Unrest in the past few days in neighbouring Algeria over unemployment and food prices has killed two people and injured hundreds, officials said. The violence in Algeria appeared to have subsided on Sunday and there was no evidence of any link to the Tunisian unrest.
Nejib Chebbi, founder of Tunisia’s PDP opposition party, said in a statement sent to the media that an end to the use of fire arms was needed “to spare the lives of innocent citizens and to respect their right to protest peacefully.”
Chebbi’s party has no seats in parliament but Western diplomats say he is the most credible leader in Tunisia’s weak and divided opposition.
Earlier, at least six residents in Thala who spoke by telephone to Reuters said they had seen several military vehicles enter the town late on Saturday.
There had been no previous reports of the military being brought in to help police quell the rioting. Officials could not be reached to comment on military involvement.
President Ben Ali has said the violent protests are unacceptable and could discourage investors and tourists who provide a large part of the country’s revenues.

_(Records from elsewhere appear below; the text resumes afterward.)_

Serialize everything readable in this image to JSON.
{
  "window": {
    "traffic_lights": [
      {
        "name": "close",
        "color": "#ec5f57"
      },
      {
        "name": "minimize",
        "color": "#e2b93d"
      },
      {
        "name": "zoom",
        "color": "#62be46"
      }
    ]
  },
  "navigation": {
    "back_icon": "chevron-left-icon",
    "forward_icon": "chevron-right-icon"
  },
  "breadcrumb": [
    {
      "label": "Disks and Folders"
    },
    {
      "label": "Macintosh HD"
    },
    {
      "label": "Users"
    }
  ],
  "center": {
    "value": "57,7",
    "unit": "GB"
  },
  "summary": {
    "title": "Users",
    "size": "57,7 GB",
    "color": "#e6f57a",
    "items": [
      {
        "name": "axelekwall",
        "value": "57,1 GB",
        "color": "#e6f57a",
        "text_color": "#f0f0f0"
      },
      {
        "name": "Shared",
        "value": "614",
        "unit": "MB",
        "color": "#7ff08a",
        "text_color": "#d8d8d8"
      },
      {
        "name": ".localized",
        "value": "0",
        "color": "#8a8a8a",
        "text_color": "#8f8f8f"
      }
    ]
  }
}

Tunisian authorities say they have responded to protesters’ grievances by launching, with employers, a programme to urgently give jobs to 50,000 unemployed graduates.
The United States said on Friday it called in Tunisia’s ambassador in Washington to express concern about the protests. The country has in the past been praised by Western allies as a model of stability in the Arab world.
Before this weekend’s violence, two people had been killed in the unrest. Another two killed themselves in acts of protest, including one man who set himself on fire last month, triggering the series of riots.
Tunisia has recorded strong economic growth in the past decade but it has not been fast enough to satisfy demand for jobs. This is particularly acute among the young in the interior of the country, away from the more prosperous coastal areas.